Polish lawyer, academic, author and politician

Jerzy Karol Kurnatowski (1 July 1874 – 22 May 1934) was a Polish lawyer, economist, academic, author, politician, public official, and political scientist. He has been awarded the Cross of Valour twice, the Legion of Honour, and the Order of the White Lion.

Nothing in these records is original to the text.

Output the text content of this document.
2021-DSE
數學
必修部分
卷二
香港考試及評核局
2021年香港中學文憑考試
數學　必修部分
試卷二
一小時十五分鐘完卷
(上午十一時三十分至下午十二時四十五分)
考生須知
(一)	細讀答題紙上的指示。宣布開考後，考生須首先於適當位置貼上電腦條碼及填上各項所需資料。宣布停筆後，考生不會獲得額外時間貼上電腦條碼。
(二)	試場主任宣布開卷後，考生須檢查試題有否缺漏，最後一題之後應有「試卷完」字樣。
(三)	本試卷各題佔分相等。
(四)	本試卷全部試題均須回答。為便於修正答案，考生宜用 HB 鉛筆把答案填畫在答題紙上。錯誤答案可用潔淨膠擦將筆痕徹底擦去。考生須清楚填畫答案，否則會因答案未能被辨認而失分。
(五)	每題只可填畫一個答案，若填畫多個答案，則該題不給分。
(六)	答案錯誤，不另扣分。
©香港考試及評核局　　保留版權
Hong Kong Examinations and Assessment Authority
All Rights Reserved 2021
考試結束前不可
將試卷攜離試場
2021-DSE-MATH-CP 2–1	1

==Early life and education==
Jerzy Karol Kurnatowski was born on 1 July 1874 in Wola Krokocka, Poland. He was the son of Witold (1827-1907), the judge of the peace and his second wife, Eleonora née Klimaszewska. He began his legal studies in 1892 at the University of Warsaw. In 1897 he presented his thesis in the field of criminal law, entitled Duel. In 1901 he opened his own law firm in Łódź, and in 1903 he moved to Warsaw. In 1902 he married Jadwiga née Boetticher, a painter. They had no children.

==Career==
In 1901 Kurnatowski founded a law firm in Łódź. In the years 1919-1923 he worked in the Ministry of Communications, where he was co-writing "Bandera Polska", the Ministry of Public Works, and the Central Statistical Office. In the years 1919-1934 he was professor in the School of Political Science and the Chair of the Socioeconomic History Department. Between 1929 and 1934 he worked on economic policy. He was one of the leaders of Polskie Stronnictwo Mieszczańskie, a prominent political party.